Selasa 01 Nov 2022 18:30 WIB

Dirlantas Polda Sumbar: Penghapusan Tilang Manual Hanya Sementara

Polda Sumbar menyebut tilang manual tak benar-benar hilang.

Rep: Febrian Fachri/ Red: Muhammad Hafil
 Dirlantas Polda Sumbar: Penghapusan Tilang Manual Hanya Sementara. Foto: Petugas Sat Lantas Polres Bogor memberhentikan pengendara sepeda motor yang melanggar lalu lintas di Cibinong, Kabupaten Bogor, Jawa Barat, Jumat (28/10/2022). Pada peringatan Sumpah Pemuda, Sat Lantas Polres Bogor melakukan pemberian sanksi membaca ikrar Sumpah Pemuda bagi para pelanggar lalu lintas, hal itu dilakukan setelah ada instruksi dari Kapolri?Jenderal Listyo Sigit Prabowo agar polisi tidak melakukan tilang secara manual.
Foto: ANTARA/Yulius Satria Wijaya
Dirlantas Polda Sumbar: Penghapusan Tilang Manual Hanya Sementara. Foto: Petugas Sat Lantas Polres Bogor memberhentikan pengendara sepeda motor yang melanggar lalu lintas di Cibinong, Kabupaten Bogor, Jawa Barat, Jumat (28/10/2022). Pada peringatan Sumpah Pemuda, Sat Lantas Polres Bogor melakukan pemberian sanksi membaca ikrar Sumpah Pemuda bagi para pelanggar lalu lintas, hal itu dilakukan setelah ada instruksi dari Kapolri?Jenderal Listyo Sigit Prabowo agar polisi tidak melakukan tilang secara manual.

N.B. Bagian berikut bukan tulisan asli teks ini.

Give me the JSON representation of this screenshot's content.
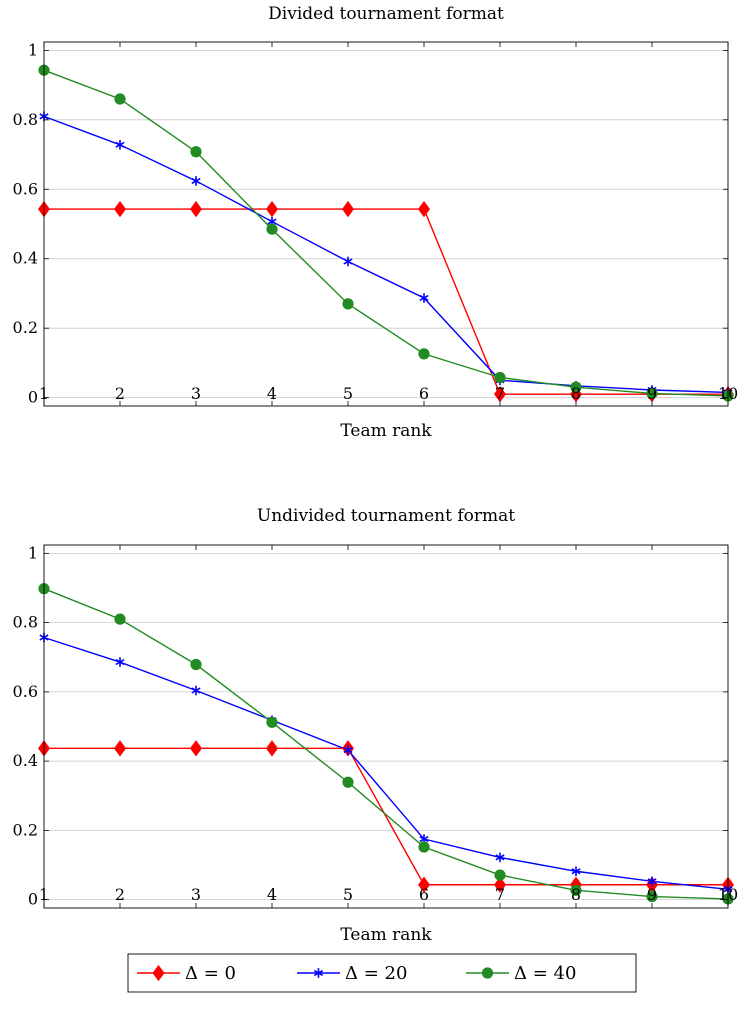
{
  "chart_data": [
    {
      "type": "line",
      "title": "Divided tournament format",
      "xlabel": "Team rank",
      "ylabel": "",
      "xlim": [
        1,
        10
      ],
      "ylim": [
        0,
        1
      ],
      "x": [
        1,
        2,
        3,
        4,
        5,
        6,
        7,
        8,
        9,
        10
      ],
      "x_ticks": [
        "1",
        "2",
        "3",
        "4",
        "5",
        "6",
        "7",
        "8",
        "9",
        "10"
      ],
      "y_ticks": [
        "0",
        "0.2",
        "0.4",
        "0.6",
        "0.8",
        "1"
      ],
      "grid": "horizontal",
      "series": [
        {
          "name": "Δ = 0",
          "color": "#ff0000",
          "marker": "diamond",
          "values": [
            0.543,
            0.543,
            0.543,
            0.543,
            0.543,
            0.543,
            0.01,
            0.01,
            0.01,
            0.01
          ]
        },
        {
          "name": "Δ = 20",
          "color": "#0000ff",
          "marker": "star",
          "values": [
            0.81,
            0.728,
            0.624,
            0.507,
            0.392,
            0.287,
            0.05,
            0.034,
            0.022,
            0.015
          ]
        },
        {
          "name": "Δ = 40",
          "color": "#228b22",
          "marker": "circle",
          "values": [
            0.943,
            0.86,
            0.708,
            0.485,
            0.27,
            0.126,
            0.058,
            0.03,
            0.012,
            0.005
          ]
        }
      ]
    },
    {
      "type": "line",
      "title": "Undivided tournament format",
      "xlabel": "Team rank",
      "ylabel": "",
      "xlim": [
        1,
        10
      ],
      "ylim": [
        0,
        1
      ],
      "x": [
        1,
        2,
        3,
        4,
        5,
        6,
        7,
        8,
        9,
        10
      ],
      "x_ticks": [
        "1",
        "2",
        "3",
        "4",
        "5",
        "6",
        "7",
        "8",
        "9",
        "10"
      ],
      "y_ticks": [
        "0",
        "0.2",
        "0.4",
        "0.6",
        "0.8",
        "1"
      ],
      "grid": "horizontal",
      "series": [
        {
          "name": "Δ = 0",
          "color": "#ff0000",
          "marker": "diamond",
          "values": [
            0.437,
            0.437,
            0.437,
            0.437,
            0.437,
            0.043,
            0.043,
            0.043,
            0.043,
            0.043
          ]
        },
        {
          "name": "Δ = 20",
          "color": "#0000ff",
          "marker": "star",
          "values": [
            0.757,
            0.686,
            0.604,
            0.518,
            0.432,
            0.175,
            0.122,
            0.082,
            0.053,
            0.03
          ]
        },
        {
          "name": "Δ = 40",
          "color": "#228b22",
          "marker": "circle",
          "values": [
            0.898,
            0.81,
            0.679,
            0.512,
            0.339,
            0.152,
            0.071,
            0.027,
            0.009,
            0.002
          ]
        }
      ]
    }
  ],
  "legend": {
    "placement": "bottom-center",
    "entries": [
      {
        "label": "Δ = 0",
        "color": "#ff0000",
        "marker": "diamond"
      },
      {
        "label": "Δ = 20",
        "color": "#0000ff",
        "marker": "star"
      },
      {
        "label": "Δ = 40",
        "color": "#228b22",
        "marker": "circle"
      }
    ]
  }
}
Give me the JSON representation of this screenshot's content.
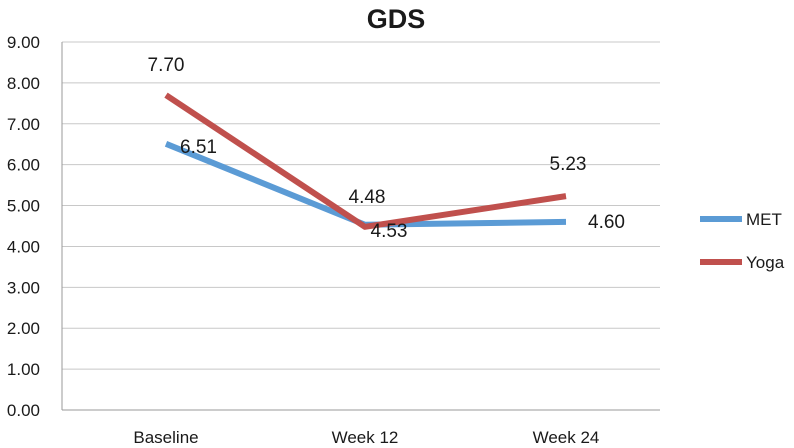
{
  "chart_data": {
    "type": "line",
    "title": "GDS",
    "categories": [
      "Baseline",
      "Week 12",
      "Week 24"
    ],
    "ylim": [
      0,
      9
    ],
    "yticks": [
      "0.00",
      "1.00",
      "2.00",
      "3.00",
      "4.00",
      "5.00",
      "6.00",
      "7.00",
      "8.00",
      "9.00"
    ],
    "grid": true,
    "legend_position": "right",
    "series": [
      {
        "name": "MET",
        "color": "#5b9bd5",
        "values": [
          6.51,
          4.53,
          4.6
        ],
        "labels": [
          "6.51",
          "4.53",
          "4.60"
        ]
      },
      {
        "name": "Yoga",
        "color": "#c0504d",
        "values": [
          7.7,
          4.48,
          5.23
        ],
        "labels": [
          "7.70",
          "4.48",
          "5.23"
        ]
      }
    ]
  }
}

REPUBLIKA.CO.ID,PADANG-- Direktur Lalu Lintas Polda Sumatra Barat Kombes Pol Hilman, mengatakan penghapusan tilang manual hanya sementara waktu. Hilman mengatakan, tilang manual masih tetap diberlakukan terhadap pelanggaran berat yang dapat mengakibatkan orang lain kecelakaan.

"Bukan penghapusan tilang manual, melainkan peniadaan tilang manual sementara waktu, sampai ada petunjuk lebih lanjut," kata Hilman, Selasa (1/11/2022).

Baca Juga

Ia menyebut penindakan Electronic Traffic Law Enforcement (ETLE) dan manual masih akan dilakukan. Bagi pelanggaran yang tidak mengakibatkan kecelakaan, pihaknya menurut Hilman akan memberikan teguran simpatik dan pendataan para pelanggar.

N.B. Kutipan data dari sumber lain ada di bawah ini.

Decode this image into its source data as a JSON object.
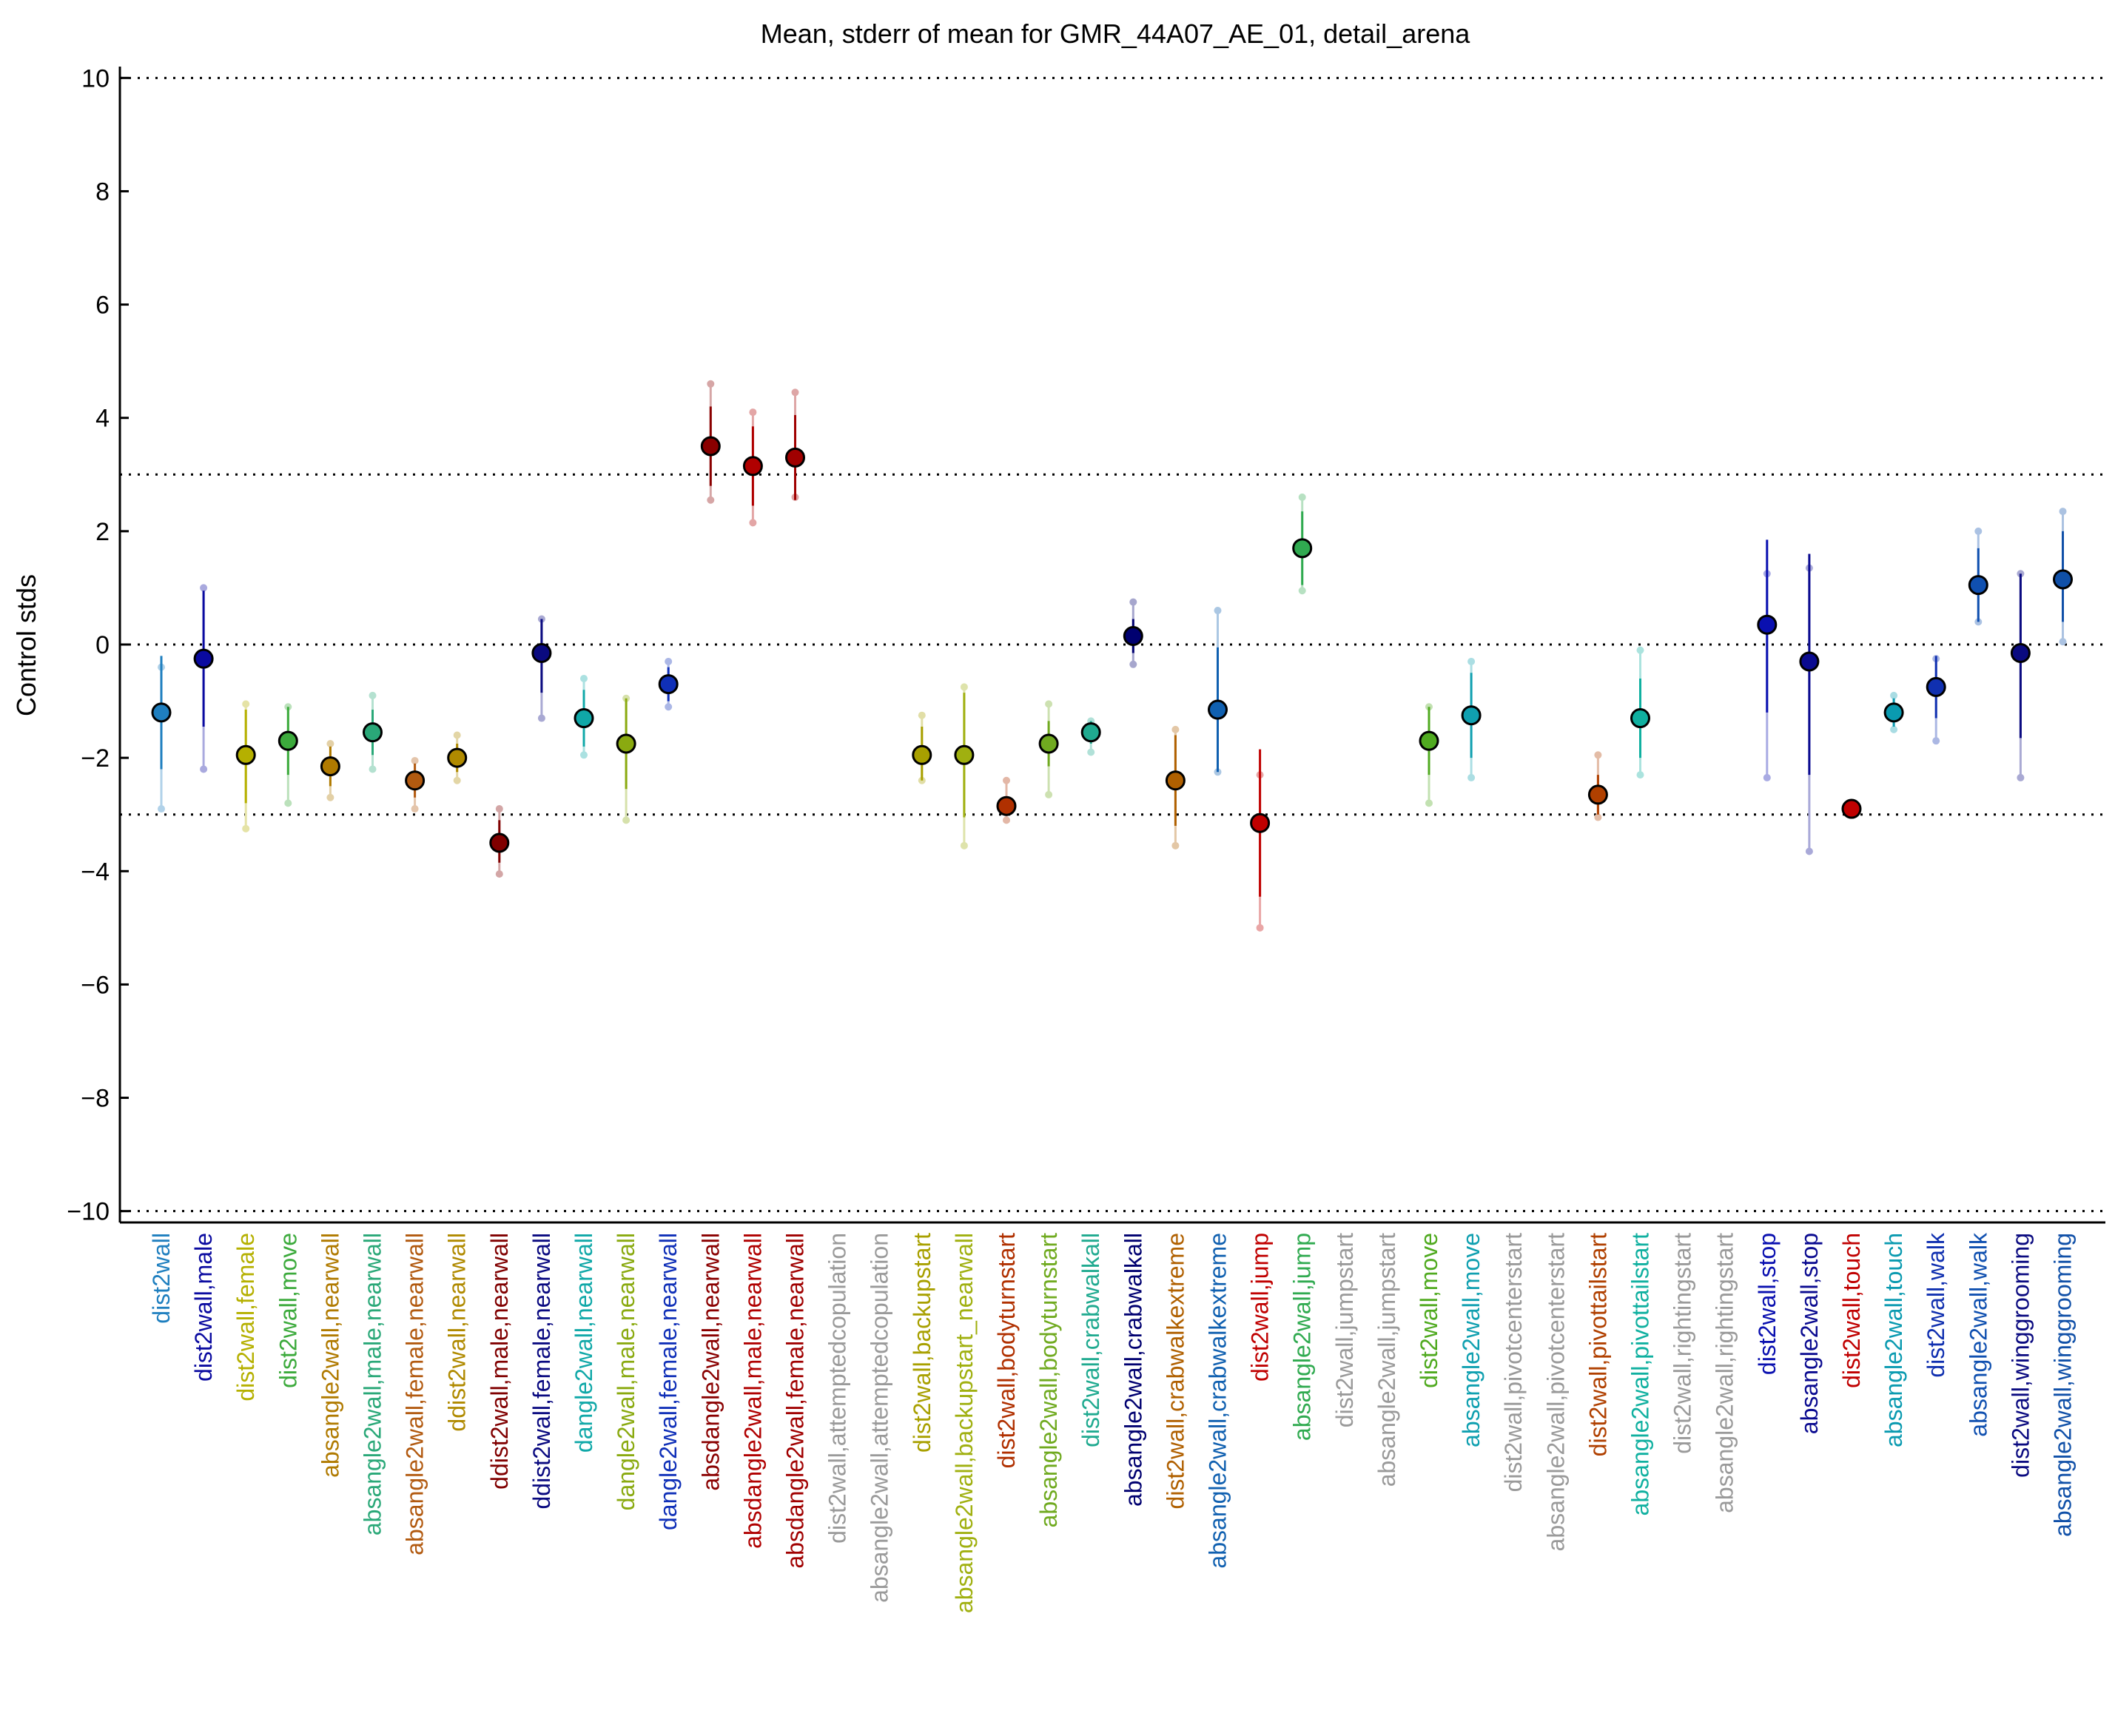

Hilman mengakui saat ini sarana maupun prasarana ETLE hanya ada di Padang belum mencukupi untuk melakukan penerapan ETLE. Untuk itu, pihaknya telah mengajukan penambahan ke Korlantas sarana dan prasarana ETLE di Padang.

"Saat ini hanya ada sepuluh kamera ETLE di Padang dan sepuluh kamera pengawas. Seharusnya setiap ruas jalan harus tercover dengan kamera ETLE ini, kita sudah meminta pengajuan penambahan ke Korlantas," ujar Hilman.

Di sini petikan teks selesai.